Una battuta che racconta bene il clima leggero all’interno del team. Eulalio e Segaert condividono camera e fatica, anche se il tempo per godersi davvero l’amicizia durante il Giro è pochissimo: «Io e Alec siamo amici però durante il Giro d'Italia non abbiamo troppo tempo per stare insieme perché ci sono i viaggi poi interviste e il protocollo e per finire l'antidoping. Arriviamo in albergo stanchi e ci sono i massaggi, mangiamo e dormiamo quindi non abbiamo tempo di fare le altre cose».

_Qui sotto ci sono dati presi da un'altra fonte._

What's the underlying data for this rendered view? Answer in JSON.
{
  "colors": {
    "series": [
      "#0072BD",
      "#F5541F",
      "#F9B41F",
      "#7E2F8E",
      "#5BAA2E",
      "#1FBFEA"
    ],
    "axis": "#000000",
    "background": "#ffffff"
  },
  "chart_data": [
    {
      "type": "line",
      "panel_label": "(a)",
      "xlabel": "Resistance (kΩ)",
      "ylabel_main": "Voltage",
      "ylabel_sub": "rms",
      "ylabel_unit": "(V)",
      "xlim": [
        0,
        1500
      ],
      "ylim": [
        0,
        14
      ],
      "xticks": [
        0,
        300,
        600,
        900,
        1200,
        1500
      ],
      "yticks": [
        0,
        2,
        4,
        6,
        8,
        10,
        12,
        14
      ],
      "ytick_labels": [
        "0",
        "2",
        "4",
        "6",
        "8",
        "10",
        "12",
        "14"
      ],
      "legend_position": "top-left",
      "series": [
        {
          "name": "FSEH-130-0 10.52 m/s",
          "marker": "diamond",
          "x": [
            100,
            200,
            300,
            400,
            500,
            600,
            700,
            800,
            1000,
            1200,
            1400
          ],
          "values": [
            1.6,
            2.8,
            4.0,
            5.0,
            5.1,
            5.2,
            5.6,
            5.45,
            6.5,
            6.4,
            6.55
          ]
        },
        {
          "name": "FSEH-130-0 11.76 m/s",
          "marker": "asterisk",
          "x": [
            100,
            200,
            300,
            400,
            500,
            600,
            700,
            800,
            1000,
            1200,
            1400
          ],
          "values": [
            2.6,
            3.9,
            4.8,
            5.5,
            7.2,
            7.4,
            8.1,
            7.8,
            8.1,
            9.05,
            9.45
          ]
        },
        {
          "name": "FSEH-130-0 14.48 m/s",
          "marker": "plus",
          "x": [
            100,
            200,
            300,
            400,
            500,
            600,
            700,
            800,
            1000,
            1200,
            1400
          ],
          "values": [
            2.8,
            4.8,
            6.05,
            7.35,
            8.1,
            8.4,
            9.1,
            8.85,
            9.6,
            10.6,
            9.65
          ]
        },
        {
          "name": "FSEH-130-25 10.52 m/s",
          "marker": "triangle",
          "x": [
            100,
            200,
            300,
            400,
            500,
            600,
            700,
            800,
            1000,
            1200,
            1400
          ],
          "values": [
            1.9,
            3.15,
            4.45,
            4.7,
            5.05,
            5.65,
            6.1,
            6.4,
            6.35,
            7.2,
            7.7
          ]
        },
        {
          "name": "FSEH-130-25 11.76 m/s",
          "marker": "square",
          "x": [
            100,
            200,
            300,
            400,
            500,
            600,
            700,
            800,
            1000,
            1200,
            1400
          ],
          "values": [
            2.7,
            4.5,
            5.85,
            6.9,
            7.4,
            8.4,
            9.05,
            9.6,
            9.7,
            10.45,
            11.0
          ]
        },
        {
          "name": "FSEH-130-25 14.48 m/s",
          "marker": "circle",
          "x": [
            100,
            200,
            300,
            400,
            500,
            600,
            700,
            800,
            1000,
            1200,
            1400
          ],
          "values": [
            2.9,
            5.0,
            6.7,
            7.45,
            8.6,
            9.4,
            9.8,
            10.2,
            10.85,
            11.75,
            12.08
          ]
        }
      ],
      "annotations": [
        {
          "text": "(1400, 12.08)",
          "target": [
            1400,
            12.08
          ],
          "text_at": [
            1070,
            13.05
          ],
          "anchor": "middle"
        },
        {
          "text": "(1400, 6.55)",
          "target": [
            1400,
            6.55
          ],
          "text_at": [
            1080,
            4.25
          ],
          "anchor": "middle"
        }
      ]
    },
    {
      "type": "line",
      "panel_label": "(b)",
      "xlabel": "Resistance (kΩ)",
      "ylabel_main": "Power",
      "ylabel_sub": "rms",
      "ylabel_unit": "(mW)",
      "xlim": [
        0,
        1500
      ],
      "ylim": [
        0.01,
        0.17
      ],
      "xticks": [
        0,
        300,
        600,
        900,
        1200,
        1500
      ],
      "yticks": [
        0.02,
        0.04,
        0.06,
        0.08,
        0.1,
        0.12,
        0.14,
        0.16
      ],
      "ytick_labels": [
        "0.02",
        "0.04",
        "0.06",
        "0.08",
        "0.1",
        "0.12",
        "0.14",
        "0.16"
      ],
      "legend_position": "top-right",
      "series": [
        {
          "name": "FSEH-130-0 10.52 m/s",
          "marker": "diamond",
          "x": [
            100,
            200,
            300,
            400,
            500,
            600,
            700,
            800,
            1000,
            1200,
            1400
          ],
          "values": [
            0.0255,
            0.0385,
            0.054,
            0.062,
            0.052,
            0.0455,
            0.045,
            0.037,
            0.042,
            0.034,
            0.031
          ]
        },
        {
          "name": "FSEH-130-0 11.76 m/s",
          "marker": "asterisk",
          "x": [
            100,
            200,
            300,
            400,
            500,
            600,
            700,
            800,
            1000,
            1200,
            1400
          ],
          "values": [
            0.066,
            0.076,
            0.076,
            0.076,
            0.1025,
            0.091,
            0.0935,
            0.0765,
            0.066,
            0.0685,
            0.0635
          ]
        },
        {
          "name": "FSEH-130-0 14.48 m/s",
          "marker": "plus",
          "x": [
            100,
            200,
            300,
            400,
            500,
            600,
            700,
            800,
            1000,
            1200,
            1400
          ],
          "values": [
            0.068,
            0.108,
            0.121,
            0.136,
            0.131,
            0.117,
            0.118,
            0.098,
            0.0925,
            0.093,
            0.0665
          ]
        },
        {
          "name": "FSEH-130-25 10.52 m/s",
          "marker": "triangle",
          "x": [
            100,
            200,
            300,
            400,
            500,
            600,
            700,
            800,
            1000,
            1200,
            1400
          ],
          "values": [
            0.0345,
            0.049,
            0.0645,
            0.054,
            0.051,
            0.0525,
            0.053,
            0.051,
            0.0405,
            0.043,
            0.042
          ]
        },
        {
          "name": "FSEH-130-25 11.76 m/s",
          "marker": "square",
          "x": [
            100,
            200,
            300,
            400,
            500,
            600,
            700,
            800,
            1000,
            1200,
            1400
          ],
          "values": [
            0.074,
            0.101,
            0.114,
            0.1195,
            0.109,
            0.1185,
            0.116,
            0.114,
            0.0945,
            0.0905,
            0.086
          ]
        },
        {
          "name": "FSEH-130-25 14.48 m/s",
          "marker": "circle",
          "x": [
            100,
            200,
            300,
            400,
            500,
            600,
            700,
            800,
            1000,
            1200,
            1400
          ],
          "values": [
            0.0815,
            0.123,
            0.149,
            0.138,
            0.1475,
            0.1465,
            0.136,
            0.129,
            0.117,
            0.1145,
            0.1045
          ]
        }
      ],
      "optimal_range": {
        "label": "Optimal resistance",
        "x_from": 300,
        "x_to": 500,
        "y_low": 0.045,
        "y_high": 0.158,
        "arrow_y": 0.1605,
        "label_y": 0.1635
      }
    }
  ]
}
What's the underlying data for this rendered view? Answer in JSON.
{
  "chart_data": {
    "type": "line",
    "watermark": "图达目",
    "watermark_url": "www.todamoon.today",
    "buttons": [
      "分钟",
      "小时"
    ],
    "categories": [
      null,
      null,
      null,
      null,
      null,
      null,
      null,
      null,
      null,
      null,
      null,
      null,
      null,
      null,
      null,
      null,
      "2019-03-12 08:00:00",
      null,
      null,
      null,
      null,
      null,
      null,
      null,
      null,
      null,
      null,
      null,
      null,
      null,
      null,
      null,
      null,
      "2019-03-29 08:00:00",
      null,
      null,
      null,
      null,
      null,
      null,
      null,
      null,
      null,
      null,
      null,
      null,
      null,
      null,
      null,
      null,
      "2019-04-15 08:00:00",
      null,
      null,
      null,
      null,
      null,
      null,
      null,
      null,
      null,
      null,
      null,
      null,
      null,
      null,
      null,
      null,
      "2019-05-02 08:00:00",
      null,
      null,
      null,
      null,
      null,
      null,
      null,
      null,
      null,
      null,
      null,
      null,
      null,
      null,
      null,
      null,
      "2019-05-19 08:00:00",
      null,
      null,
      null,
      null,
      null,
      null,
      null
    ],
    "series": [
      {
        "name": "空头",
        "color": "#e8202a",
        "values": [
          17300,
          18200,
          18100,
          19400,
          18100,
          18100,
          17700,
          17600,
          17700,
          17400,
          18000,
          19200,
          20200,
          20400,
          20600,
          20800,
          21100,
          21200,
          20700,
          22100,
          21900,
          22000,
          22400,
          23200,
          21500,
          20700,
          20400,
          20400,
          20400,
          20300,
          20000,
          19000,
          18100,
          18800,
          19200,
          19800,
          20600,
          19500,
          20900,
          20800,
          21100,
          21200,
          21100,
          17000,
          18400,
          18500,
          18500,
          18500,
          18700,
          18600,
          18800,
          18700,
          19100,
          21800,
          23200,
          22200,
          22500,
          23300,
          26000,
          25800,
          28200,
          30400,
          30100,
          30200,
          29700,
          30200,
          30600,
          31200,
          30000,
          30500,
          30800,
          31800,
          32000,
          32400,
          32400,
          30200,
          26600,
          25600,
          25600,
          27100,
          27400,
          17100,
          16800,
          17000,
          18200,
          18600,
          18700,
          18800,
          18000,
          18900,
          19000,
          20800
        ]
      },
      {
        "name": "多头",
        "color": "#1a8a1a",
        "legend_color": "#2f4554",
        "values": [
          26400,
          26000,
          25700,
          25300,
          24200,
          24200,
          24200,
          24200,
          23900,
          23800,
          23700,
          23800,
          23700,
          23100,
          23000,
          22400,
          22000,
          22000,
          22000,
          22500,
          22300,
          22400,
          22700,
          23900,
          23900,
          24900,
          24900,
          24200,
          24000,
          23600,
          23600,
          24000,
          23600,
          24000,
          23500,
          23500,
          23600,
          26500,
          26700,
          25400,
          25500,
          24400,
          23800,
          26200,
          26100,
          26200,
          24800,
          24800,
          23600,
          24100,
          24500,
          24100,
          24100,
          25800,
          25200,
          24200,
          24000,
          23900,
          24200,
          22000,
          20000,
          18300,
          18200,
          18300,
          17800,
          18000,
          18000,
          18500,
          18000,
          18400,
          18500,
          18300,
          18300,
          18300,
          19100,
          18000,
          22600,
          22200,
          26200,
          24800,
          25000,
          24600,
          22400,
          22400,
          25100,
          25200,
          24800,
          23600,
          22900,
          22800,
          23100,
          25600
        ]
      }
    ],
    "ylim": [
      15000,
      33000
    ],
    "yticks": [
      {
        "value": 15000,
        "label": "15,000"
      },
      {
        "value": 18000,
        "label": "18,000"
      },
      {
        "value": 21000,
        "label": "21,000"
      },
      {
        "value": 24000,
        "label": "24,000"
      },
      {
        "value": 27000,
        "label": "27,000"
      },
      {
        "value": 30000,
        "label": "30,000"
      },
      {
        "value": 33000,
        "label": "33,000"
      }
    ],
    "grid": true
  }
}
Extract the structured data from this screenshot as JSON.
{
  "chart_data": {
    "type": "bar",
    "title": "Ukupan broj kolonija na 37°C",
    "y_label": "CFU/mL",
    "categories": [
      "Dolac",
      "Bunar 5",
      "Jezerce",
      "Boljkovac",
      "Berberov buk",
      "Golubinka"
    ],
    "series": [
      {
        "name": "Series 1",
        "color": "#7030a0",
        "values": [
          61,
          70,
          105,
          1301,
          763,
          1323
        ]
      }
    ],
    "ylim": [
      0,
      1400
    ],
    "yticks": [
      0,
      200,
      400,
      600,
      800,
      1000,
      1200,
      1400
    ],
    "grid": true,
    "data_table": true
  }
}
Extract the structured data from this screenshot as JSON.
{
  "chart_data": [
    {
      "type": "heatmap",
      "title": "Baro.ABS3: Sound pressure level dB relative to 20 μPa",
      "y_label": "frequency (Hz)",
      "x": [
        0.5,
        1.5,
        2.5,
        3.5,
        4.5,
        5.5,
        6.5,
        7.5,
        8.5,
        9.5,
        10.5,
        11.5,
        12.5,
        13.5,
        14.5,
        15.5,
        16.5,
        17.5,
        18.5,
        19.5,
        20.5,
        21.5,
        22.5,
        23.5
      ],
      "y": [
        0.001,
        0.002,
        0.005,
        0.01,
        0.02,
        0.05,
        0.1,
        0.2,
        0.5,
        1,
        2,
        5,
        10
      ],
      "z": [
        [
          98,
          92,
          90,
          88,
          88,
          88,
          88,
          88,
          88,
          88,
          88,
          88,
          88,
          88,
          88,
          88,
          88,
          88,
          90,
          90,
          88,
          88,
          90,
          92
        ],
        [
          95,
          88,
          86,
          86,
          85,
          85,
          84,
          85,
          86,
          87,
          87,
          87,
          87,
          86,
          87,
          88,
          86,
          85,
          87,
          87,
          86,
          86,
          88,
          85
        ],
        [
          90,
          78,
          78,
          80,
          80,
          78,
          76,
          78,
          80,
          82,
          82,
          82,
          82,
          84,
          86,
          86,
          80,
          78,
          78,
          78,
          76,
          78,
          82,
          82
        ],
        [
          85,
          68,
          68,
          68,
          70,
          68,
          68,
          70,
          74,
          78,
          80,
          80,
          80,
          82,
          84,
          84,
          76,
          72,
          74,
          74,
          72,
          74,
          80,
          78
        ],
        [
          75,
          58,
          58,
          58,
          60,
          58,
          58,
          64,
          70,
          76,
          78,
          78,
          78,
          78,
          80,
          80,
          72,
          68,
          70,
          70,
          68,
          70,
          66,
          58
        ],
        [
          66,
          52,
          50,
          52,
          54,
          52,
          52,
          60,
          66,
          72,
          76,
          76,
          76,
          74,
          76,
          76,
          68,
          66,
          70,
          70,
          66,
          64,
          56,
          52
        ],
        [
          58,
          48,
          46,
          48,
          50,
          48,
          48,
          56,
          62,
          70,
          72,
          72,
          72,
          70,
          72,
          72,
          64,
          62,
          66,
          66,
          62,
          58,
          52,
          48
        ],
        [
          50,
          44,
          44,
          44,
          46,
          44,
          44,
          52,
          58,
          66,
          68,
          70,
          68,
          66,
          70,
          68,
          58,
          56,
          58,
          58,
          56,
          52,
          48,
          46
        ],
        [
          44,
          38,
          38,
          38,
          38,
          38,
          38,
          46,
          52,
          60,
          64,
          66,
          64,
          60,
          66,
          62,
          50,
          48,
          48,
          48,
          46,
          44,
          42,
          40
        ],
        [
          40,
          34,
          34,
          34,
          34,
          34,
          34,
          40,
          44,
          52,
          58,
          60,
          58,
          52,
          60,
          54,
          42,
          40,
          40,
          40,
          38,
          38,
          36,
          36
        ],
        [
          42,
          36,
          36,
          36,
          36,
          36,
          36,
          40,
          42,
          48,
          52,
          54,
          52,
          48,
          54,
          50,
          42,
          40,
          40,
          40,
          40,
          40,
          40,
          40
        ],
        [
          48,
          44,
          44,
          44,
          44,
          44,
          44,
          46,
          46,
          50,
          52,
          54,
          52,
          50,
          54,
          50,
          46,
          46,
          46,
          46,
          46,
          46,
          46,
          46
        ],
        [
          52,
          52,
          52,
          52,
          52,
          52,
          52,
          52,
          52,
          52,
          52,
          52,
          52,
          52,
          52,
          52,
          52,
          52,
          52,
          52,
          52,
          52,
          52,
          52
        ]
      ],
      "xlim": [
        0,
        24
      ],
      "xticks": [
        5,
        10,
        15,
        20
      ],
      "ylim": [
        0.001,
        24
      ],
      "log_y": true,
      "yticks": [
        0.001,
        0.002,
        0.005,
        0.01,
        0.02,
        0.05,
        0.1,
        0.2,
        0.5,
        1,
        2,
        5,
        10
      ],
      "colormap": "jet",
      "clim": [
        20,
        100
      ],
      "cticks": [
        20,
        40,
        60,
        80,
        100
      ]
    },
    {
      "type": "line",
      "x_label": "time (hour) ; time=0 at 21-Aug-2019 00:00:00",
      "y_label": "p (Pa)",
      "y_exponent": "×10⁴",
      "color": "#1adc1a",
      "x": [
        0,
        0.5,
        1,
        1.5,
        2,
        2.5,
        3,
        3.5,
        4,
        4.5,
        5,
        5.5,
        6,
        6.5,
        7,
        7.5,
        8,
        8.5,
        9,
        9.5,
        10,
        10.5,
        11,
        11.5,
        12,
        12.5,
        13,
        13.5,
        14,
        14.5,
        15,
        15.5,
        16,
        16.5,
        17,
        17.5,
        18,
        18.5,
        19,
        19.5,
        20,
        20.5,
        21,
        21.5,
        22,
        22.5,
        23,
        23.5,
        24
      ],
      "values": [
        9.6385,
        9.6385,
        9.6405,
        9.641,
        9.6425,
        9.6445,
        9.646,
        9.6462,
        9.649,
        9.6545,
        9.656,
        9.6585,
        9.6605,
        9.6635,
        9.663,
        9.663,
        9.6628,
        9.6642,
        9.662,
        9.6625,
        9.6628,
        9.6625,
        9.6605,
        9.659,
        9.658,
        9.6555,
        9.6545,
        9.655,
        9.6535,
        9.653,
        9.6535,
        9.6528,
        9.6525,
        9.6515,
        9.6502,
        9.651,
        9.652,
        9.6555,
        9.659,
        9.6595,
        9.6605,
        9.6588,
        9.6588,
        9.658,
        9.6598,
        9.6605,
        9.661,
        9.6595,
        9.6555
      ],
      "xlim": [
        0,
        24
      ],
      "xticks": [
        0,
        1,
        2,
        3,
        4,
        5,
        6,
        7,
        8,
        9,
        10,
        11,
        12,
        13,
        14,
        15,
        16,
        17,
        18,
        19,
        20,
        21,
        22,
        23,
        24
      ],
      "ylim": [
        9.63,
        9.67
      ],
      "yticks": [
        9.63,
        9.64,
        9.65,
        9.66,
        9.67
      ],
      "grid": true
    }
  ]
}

Fondamentale, nel percorso di crescita del giovane portoghese, anche la presenza di Damiano Caruso, il veterano della squadra, decisivo anche a Novi Ligure: «Oggi quando ci siamo avvicinati al chilometro Red Bull, Damiano mi ha detto di andare, ho visto che nessuno partiva e quindi sono partito io. È stato quasi un vantaggio che ho preso gratis. Ho preso questi secondi senza che nessuno lottasse».

Secondi preziosi che permettono a Eulalio di conservare la maglia rosa, ma il portoghese resta lucidissimo sulle difficoltà che lo attendono. La salita di Pila, infatti, potrebbe cambiare completamente gli equilibri della corsa, soprattutto con un campione come Jonas Vingegaard pronto all’assalto.

«Sarà difficile mantenere questi trenta secondi di vantaggio su Jonas Vingegaard quando arriverà il prossimo arrivo in salita. Lui ha già vinto Tour de France e Vuelta ed è veramente molto forte».

Eulalio non si nasconde e sembra quasi prepararsi al possibile sorpasso del danese sulle montagne valdostane. Ma intanto il Giro si gode la favola del giovane portoghese in rosa, capace di regalare entusiasmo a una squadra che sembrava aver perso il proprio leader dopo appena due tappe.

Da Novi Ligure a Castellania, passando per le colline di Coppi, il ciclismo continua a vivere  storie bellissime. E quella di Afonso Eulalio, almeno per un altro giorno, resta la più bella del Giro.